I am settling into life in Bangkok – which has taken a bit longer than it usually does due to the cold I picked up on the plane. I have now successfully passed it on to everyone in the house including my son who is himself travelling overseas next week. The daughter-in-law is taking the day off work and has a box of tissues close at hand – though I’m convinced her cold is a different version to mine which had no snot at all.  Of course I feel dreadful – no wait – that was last week when I wasn’t getting a lot of sympathy. Now I’m feeling quite perky and have plans – very few of which can be put into place due to the ailing nature of the other participants. Colds sux.

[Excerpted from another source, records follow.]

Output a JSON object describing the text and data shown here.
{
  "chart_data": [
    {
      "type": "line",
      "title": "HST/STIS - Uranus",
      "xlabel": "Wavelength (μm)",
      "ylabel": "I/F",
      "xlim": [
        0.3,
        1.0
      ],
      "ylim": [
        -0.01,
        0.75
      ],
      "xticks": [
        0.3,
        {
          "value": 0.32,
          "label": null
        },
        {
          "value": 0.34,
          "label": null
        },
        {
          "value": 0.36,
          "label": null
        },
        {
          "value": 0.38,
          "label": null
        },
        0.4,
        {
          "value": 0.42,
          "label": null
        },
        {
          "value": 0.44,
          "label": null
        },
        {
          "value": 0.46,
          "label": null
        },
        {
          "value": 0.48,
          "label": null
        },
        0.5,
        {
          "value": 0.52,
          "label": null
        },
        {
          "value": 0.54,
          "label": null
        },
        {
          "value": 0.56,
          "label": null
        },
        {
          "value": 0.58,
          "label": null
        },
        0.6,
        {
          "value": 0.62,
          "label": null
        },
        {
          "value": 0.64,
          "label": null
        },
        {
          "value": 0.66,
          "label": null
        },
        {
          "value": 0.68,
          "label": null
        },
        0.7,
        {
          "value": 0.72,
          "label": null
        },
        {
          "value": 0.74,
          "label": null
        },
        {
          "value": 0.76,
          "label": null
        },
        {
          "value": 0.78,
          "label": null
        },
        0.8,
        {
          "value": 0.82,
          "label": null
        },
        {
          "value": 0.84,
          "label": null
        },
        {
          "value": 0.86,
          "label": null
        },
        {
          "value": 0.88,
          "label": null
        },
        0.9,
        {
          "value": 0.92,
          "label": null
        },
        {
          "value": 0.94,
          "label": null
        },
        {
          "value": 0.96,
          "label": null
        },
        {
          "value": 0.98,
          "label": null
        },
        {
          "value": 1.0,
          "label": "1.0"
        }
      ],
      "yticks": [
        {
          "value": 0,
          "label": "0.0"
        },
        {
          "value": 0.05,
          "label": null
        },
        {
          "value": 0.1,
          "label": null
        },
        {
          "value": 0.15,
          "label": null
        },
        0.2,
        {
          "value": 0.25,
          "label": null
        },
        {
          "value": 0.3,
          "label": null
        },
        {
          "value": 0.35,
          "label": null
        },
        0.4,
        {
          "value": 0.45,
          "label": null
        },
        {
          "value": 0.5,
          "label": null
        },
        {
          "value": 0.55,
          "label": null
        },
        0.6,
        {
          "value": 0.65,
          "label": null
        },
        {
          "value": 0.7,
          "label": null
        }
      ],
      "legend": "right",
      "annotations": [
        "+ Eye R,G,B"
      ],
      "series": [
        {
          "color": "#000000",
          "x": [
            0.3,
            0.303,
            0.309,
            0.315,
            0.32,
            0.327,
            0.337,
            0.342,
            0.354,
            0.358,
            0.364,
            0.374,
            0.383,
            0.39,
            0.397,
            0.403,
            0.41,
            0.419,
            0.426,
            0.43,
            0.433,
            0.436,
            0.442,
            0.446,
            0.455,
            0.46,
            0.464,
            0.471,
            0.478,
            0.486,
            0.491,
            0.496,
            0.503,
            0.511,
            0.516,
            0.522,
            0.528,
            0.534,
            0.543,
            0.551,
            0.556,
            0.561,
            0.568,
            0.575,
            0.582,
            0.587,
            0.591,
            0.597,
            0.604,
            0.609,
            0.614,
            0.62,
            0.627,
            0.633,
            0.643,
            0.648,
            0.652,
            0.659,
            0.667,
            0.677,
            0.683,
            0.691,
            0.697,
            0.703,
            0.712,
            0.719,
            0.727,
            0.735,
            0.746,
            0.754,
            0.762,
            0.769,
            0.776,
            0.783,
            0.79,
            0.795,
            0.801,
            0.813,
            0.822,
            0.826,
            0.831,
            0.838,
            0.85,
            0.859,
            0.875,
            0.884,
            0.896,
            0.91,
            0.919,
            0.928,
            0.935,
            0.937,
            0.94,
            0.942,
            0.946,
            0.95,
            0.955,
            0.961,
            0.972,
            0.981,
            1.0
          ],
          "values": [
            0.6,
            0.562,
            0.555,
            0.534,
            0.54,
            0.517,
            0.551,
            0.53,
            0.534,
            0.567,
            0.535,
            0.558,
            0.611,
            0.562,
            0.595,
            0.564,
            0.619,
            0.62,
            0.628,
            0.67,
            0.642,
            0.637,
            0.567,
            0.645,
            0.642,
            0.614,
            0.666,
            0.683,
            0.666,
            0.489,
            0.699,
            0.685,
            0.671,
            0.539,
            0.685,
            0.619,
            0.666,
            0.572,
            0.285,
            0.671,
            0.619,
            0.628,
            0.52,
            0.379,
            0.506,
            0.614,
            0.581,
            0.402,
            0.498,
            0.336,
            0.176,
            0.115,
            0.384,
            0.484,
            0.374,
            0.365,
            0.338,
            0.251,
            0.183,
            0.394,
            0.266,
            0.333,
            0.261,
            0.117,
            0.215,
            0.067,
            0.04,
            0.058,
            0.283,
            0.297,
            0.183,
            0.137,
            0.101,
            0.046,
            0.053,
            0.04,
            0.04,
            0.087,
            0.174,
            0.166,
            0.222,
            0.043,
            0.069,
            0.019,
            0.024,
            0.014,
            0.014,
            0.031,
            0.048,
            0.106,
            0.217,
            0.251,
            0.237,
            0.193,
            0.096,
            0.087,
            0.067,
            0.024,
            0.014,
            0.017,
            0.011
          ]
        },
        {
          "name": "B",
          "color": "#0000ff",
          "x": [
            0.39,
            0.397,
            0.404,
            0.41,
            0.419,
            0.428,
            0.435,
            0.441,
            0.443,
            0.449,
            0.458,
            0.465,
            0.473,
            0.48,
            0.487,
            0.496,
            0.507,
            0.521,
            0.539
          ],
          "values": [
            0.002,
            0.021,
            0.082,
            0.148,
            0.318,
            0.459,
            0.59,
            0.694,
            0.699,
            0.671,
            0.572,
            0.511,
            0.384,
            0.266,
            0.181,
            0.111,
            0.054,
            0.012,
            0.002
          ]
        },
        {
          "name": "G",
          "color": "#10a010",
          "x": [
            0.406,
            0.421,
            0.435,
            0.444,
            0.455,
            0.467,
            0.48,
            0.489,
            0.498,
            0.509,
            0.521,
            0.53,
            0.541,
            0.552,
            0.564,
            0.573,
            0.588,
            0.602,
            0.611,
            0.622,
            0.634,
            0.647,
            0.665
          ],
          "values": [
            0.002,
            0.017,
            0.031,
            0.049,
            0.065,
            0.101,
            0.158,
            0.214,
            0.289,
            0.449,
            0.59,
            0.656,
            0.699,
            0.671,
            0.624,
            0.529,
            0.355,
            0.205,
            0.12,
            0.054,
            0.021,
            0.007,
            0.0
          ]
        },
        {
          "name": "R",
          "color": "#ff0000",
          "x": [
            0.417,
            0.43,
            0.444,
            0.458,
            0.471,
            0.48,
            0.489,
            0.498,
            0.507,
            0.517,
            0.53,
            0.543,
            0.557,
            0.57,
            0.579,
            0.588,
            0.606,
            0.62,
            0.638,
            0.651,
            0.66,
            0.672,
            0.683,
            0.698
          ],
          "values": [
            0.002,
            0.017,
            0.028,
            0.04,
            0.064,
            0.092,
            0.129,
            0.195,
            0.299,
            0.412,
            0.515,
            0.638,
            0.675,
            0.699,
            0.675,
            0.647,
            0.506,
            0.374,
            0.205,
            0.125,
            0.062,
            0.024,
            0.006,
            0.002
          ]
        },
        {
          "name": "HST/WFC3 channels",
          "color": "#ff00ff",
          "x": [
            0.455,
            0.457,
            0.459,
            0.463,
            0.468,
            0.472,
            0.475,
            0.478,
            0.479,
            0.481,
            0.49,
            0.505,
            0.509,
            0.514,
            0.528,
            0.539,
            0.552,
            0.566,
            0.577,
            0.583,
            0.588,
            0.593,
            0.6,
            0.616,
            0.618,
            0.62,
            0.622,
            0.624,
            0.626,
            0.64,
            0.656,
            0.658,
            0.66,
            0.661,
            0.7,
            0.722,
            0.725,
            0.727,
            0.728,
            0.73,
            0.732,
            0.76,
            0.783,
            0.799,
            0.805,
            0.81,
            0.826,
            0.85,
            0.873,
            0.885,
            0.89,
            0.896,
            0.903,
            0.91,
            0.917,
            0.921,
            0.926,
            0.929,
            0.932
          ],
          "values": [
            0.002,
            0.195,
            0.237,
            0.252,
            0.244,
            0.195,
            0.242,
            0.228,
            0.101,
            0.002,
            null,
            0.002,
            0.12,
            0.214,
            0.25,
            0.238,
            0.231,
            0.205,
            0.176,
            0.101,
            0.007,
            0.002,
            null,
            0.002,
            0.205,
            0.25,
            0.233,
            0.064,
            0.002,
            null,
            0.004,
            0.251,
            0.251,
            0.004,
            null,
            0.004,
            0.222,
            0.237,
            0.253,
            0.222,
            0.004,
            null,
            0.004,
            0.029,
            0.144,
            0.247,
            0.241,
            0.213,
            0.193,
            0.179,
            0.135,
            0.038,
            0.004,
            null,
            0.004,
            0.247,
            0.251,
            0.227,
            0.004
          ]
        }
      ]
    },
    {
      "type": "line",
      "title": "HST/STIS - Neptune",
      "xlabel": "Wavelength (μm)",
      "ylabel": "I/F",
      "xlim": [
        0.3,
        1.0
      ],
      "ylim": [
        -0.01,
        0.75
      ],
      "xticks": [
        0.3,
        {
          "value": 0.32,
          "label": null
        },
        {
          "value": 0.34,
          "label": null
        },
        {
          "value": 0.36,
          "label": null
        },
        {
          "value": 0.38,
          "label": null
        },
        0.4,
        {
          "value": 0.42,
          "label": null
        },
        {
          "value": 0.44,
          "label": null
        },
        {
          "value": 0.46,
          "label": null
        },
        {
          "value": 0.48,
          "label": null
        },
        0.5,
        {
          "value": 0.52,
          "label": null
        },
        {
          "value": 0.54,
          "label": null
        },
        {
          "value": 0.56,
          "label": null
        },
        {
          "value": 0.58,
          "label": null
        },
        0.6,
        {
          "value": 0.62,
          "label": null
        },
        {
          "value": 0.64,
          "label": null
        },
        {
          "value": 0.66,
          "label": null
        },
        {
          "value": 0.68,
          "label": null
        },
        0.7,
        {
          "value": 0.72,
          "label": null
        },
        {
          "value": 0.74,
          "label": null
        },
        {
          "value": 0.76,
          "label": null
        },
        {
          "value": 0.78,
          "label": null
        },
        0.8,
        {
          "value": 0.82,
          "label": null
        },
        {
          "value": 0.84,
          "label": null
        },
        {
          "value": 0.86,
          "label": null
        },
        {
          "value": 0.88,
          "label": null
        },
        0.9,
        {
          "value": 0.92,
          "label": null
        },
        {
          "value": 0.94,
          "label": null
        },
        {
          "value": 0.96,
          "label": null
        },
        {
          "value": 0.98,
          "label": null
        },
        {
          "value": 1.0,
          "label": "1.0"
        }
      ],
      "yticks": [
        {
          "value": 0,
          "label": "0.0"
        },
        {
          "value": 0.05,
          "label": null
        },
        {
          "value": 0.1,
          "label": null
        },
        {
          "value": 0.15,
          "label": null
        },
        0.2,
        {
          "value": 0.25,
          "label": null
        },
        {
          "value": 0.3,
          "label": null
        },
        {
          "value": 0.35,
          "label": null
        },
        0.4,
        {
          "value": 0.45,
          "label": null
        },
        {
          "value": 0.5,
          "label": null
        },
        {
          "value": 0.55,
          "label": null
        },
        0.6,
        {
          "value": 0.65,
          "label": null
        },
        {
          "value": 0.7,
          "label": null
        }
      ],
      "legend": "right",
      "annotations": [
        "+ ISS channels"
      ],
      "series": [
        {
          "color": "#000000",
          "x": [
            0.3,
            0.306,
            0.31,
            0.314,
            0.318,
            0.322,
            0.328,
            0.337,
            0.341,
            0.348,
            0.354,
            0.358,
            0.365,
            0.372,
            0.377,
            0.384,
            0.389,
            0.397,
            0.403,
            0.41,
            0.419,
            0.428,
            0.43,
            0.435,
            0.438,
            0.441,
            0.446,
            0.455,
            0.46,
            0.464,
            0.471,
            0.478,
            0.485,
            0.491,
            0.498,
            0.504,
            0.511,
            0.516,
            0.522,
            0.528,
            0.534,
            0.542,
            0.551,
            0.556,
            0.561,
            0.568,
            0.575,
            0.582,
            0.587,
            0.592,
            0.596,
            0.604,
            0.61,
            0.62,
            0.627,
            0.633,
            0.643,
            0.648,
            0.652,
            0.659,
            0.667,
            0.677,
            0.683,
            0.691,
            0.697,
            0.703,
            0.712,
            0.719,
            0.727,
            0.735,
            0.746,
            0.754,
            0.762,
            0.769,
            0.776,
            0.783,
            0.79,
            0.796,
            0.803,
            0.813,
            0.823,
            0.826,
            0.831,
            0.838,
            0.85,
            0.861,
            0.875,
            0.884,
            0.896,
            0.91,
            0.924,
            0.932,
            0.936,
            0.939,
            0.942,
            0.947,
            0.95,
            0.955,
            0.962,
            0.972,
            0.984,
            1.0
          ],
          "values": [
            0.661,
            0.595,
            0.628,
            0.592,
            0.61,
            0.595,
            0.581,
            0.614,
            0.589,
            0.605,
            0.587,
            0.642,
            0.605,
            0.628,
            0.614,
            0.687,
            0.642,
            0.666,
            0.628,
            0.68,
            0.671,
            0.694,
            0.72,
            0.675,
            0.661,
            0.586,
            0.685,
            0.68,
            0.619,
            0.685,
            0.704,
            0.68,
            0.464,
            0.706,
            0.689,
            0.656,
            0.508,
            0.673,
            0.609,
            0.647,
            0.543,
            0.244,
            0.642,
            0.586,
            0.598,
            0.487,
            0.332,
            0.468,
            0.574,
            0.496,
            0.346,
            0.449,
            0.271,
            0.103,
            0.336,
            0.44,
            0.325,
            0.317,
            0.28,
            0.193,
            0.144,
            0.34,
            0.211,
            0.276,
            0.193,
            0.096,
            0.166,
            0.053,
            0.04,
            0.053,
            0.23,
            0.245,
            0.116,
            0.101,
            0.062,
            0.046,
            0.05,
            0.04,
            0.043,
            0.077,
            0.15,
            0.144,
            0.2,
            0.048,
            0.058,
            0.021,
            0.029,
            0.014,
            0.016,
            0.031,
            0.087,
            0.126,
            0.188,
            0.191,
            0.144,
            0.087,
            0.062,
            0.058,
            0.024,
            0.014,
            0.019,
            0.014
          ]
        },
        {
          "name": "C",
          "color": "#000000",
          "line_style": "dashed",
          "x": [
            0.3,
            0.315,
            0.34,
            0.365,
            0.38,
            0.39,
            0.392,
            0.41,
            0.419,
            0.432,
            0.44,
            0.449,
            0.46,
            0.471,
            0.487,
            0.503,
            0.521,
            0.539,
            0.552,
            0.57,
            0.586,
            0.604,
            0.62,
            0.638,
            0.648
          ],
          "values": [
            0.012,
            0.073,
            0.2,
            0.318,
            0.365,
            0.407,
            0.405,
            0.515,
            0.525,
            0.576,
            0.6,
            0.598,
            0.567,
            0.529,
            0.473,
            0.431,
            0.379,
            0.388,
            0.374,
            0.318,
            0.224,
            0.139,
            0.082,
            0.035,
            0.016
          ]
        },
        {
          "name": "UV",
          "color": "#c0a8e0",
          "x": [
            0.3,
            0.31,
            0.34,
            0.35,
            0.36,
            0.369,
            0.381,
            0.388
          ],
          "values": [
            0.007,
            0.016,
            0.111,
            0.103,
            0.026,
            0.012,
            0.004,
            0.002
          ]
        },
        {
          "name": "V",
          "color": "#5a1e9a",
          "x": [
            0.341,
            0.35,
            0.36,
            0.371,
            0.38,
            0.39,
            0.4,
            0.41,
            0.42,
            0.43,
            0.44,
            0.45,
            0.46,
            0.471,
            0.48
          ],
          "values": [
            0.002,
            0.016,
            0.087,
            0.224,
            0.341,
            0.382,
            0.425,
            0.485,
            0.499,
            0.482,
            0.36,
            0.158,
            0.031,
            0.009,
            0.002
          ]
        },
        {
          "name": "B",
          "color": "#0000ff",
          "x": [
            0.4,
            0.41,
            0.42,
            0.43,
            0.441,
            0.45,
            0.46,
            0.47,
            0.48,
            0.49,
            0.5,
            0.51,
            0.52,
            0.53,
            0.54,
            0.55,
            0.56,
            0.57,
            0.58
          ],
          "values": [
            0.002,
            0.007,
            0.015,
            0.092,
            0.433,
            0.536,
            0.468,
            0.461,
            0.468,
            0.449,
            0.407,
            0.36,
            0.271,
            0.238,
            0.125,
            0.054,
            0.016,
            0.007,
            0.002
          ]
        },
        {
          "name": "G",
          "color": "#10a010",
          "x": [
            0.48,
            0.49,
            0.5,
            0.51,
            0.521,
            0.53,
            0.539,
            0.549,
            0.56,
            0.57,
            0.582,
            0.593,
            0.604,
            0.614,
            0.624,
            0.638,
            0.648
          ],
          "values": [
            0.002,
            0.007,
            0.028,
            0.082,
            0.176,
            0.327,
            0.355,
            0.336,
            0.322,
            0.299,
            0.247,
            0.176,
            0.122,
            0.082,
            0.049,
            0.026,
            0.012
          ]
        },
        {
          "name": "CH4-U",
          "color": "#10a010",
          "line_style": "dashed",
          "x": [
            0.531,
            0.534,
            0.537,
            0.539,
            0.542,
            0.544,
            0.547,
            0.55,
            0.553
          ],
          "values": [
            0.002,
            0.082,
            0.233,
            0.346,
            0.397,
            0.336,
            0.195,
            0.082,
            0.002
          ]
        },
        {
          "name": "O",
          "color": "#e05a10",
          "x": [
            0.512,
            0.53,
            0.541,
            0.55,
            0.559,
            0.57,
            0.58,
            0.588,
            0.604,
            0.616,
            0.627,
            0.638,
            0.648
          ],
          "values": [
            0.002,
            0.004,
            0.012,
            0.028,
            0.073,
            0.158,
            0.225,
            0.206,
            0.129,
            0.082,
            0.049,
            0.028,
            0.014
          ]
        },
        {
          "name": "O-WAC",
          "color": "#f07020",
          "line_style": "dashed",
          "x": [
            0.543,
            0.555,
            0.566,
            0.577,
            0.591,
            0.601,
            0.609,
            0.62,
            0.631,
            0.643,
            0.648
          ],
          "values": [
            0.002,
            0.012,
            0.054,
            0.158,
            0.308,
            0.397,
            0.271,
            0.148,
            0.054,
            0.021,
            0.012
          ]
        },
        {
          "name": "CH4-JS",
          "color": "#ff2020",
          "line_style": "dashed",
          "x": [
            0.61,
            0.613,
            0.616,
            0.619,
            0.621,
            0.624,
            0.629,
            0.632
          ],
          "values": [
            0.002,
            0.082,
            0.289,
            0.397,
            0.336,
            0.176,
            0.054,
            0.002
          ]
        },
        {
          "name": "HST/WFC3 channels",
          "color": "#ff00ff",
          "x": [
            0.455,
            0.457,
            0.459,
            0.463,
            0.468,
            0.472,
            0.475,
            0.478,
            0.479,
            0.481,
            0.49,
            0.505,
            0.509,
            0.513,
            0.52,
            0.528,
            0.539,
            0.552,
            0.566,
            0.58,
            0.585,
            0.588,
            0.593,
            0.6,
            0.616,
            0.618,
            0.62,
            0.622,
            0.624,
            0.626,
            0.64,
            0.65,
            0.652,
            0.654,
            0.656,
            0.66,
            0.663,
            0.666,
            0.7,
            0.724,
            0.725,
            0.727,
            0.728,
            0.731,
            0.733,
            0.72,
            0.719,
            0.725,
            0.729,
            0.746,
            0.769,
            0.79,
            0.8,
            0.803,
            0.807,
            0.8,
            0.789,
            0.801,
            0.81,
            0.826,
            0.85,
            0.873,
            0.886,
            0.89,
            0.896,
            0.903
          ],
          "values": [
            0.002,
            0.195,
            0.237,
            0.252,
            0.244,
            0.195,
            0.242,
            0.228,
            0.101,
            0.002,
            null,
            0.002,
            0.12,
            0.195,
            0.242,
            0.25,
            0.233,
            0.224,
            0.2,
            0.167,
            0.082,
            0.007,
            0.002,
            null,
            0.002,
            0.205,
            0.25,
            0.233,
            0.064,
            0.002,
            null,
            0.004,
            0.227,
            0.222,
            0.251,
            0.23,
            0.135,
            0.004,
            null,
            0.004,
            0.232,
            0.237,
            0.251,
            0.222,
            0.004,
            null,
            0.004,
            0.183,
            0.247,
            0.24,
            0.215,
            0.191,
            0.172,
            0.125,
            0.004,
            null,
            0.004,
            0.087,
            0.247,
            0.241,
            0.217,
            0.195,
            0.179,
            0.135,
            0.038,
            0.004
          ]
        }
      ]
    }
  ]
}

Photo on 19-07-18 at 10.47 AM

In the absence of large challenges, I am celebrating the small ones. Like conquering the shower. We are on the 7th floor of the building and for some unknown reason the shower has windows. Not right down to the floor windows, but discreet, head-height ones, with screens to block the bugs. At 3am when you get up to pee, you can veer into the shower and look down on the street workers on the neighbouring Soi (street) going about their business outside the Pink Pvssy.  The other thing this shower has, is a new tap. The old one was fine but obviously someone in Maintenance thought it needed an upgrade and went out and bought a new tap. What is often overlooked here is the things that can wrong when people with only on-the -job training are let loose on pipes and electric wiring.  The first time I used Shower Ver 2.1 I was warned that there was a fine line between freezing and very hot. Pff, I thought, I’m old enough to remember when showers were invented, I can handle fine lines. I proceeded with confidence and turned it on. Immediately the gurgly thing on the wall gurgled and water flowed. Yay! I thought, until I realized it I’d been waiting for 5 minutes and the water was still cold. Unlike New Zealand where standing around buck naked is an invitation to die of  hypothermia, the air temperature here is at least 30 degrees but I don’t fancy going directly from that to cold water so I wait. There is another, louder gurgle, and yipee the water is warm. Then hot, then so damned hot I’m dancing all over the shower stall trying to avoid getting burnt. But I’m not one to be beaten by something as ordinary as a damned shower and over the past week I can confidently say, I now have it mastered. First I set the tap to the desired temperature then using a little of the cold water, I soap up. At the first suggestion of warmth I dive under, scrubbing furiously because I know setting the temperature is just a mind you-know-what, (it starts with an “f” if you’re struggling),  and there is no way in hell the water will stop heating up. And it doesn’t. Like an involuntarily vomit it must proceed to its inevitable conclusion, but by then, I’m out dancing on the bubble mat, grinning and congratulating myself as the water reverts to cold and steam rises from the tiles on the floor. I can even get my hair washed if I do it in two revolutions.

There is one thing I can’t get my head around. How come I won’t go under a cold shower with no clothes on yet I put on a bathing suit and can step straight into a fathomless pool? Go figure.